If dreamthinkspeak's Before I Sleep in a disused department store is the most spectacular use of space at this year's Brighton Festival, then Open Door Enter's Fringe production of The Secret Garden in the basement of a Regency townhouse in elegant Hove is surely the most ingenious. Here, in just three rooms off a dank, dark corridor, a cast of four economically and elegantly conjure up the world of Frances Hodgson Burnett's classic children's novel.

Ushered from the daylight of Brunswick Square, we are plunged below stairs, into the gloomy reaches of Misselthwaite Manor, a mouldering estate presided over by the crabbed Mr Craven, still mourning the death of his wife a decade before and now reluctant guardian to his orphaned niece, Mary Lennox. As Mary investigates her strange new home, we too become curious explorers, following her flickering candle and echoing footsteps as far-off sounds – slamming doors, rattling trolleys and muffled cries – guide the way.

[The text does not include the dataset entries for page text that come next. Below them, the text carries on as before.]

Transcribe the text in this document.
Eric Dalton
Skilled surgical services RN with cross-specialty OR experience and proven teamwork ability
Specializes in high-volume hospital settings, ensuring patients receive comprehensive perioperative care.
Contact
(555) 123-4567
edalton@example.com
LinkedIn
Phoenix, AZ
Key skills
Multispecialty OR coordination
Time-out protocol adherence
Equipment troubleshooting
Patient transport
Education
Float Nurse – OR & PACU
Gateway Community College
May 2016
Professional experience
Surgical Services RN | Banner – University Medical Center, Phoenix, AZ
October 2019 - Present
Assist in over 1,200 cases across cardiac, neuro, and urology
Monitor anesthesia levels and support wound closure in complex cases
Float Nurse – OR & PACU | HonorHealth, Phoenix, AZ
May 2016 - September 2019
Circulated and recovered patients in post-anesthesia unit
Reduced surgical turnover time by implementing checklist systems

The scenes are necessarily episodic but the attention to detail here – the scent of ivy and yew as Mary scrabbles at the door to the secret garden, Adi Gilo's delightful Victorian costumes – is faultless. And in Rosie Taylor Ritson's poised Mary and Oli Howes' petulant Colin, the production has two of the most accomplished child actors I've seen on stage.

Making good use of lighting, windows and black gauze to open up new spaces, the production is nevertheless a little constrained by its location; some different levels might have added interest for the promenading audience. Still, the final surprise, revealed in a rush of golden sunlight, is lovely enough to bring gasps, if not tears. A charming hour.